Pets will no longer be allowed except maybe kangaroos (because they don’t emit methane http://news.bbc.co.uk/1/hi/uk/7551125.stm), but then pets are on the way out anyway because they have a huge carbon footprint (http://www.telegraph.co.uk/earth/environment/climatechange/6416683/Pet-dogs-as-bad-for-planet-as-driving-4x4s-book-claims.html) and we can no longer afford the land to produce their food because so much is given over to biodiesel crops that there is barely enough left over for human food, mainly rice.

durox
December 6, 2009 4:20 am

[Completely off topic. ~dbs, mod.]

anna v
December 6, 2009 4:20 am

woodfortrees (Paul Clark) (03:38:54) :
After the horse escapes from the barn, a lot of thought can be given on how it had been secured and if the door was safe.
As a particle physicist I have written a lot of code, fortran that is, because that was the language of my time. We used to put C in the first letter of a comments line. If any of the two scenaria you give were true, there should have been a comment about it, of the form:
; temporary fudge to test the bla bla.
or
; temporary fudge to test extraneous forcings
and for good measure
; to be removed from normal runs.
The reason is because a lot of graduate students get hold of codes, and it is not the job of the programmer to set riddles, but to have a clear path for the next person wading in and checking and using the code.
Since these caveats are not there, the simplest explanation is that the code was used or would be used as is for data processing, certainly by an unsuspecting graduate student.
I believe in KISS ( keep it simple stupid).

Jim
December 6, 2009 4:20 am

It seems (paranoia perhaps), that all the major search engines are trying to play the skeptics (sites, news etc..) down.. Has anybody else noticed?
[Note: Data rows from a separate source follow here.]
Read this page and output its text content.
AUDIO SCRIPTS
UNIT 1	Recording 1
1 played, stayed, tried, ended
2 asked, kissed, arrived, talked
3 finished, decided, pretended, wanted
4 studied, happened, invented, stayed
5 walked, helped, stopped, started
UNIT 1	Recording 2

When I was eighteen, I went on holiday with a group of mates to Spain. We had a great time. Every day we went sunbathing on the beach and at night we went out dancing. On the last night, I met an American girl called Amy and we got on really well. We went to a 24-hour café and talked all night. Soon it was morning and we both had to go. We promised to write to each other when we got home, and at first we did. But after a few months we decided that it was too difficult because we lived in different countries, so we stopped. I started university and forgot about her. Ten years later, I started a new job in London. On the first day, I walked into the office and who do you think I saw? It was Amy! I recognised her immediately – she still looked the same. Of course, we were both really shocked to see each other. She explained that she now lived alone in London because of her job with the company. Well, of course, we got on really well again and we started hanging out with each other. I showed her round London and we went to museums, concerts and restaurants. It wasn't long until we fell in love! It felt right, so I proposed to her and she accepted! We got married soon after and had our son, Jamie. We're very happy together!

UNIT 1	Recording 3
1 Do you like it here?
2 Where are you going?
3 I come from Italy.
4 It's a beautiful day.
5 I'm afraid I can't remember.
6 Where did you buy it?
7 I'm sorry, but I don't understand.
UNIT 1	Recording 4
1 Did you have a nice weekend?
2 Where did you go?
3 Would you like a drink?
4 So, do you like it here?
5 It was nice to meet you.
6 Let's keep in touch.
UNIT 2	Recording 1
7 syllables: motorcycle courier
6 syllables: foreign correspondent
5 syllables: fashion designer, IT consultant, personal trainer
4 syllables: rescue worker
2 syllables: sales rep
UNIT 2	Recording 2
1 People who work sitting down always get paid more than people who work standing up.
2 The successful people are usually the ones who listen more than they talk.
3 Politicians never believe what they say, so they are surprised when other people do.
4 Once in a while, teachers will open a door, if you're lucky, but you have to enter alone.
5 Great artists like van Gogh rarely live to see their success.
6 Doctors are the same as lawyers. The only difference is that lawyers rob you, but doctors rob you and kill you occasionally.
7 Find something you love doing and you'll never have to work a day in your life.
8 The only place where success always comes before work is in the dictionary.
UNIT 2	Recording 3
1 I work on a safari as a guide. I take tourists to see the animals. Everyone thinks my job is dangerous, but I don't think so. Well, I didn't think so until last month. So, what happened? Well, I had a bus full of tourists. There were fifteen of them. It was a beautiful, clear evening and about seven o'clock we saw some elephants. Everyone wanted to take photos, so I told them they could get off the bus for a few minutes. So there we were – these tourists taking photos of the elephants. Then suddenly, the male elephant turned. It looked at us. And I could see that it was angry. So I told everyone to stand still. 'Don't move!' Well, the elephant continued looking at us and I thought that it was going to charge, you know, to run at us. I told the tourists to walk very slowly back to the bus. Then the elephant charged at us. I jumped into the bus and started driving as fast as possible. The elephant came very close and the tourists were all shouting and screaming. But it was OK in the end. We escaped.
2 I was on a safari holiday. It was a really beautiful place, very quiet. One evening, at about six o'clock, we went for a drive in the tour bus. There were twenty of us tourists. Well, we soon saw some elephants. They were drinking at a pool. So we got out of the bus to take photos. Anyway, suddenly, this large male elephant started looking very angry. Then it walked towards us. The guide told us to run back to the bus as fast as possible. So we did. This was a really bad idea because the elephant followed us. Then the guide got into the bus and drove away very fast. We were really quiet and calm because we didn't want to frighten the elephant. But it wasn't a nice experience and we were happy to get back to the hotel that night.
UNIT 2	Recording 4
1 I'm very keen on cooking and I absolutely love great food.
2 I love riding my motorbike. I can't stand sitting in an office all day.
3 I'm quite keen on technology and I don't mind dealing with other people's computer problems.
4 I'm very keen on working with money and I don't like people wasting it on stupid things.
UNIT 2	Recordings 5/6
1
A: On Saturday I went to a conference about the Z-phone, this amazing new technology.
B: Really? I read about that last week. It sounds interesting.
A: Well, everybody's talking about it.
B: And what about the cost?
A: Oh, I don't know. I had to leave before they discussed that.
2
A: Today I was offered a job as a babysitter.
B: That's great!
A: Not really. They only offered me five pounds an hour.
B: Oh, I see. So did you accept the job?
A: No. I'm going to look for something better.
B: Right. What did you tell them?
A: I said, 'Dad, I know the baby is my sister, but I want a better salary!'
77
Delaying news stories, typing climategate etc..?

Peter
December 6, 2009 4:23 am

The BIG question is why the ‘fudge’ code was there in the first place.
The excuses I’ve heard are:
a) “to see what effect it would have”. But why would you need a computer program to tell you what effect multiplying a number by 2.5 would have?
b)”to facilitate calibration of the data”. Hang on there. If you don’t have reliable data for a period, you leave that period out of the calibration – you don’t substitute ‘made-up’ data.

December 6, 2009 4:24 am

Marc Sheppard explains THE TRICK
http://www.americanthinker.com/2009/12/understanding_climategates_hid.html
This is where the focus has to be, and thr FOIA violations.

December 6, 2009 4:26 am

Sheppard:
” the decline Jones so urgently sought to hide was not one of measured temperatures at all, but rather figures infinitely more important to climate alarmists – those determined by proxy reconstructions. “

Peter
December 6, 2009 4:29 am

IDL_chap:

To me, this looks like someone experimenting with the data, which doesn’t really mean anything.

It speaks volumes about the mindset of those involved.

December 6, 2009 4:32 am

Peter (04:23:00) :
The BIG question is why the ‘fudge’ code was there in the first place
Absolutely spot on. And the word itself ‘fudge’ speaks volumes all by itself.

December 6, 2009 4:34 am

Anna V: Does not
;****** APPLIES A VERY ARTIFICIAL CORRECTION FOR DECLINE*********
amount to much the same caveat? Certainly if I wanted to actually fudge something without anyone knowing, a 15-star comment wouldn’t be my first thought.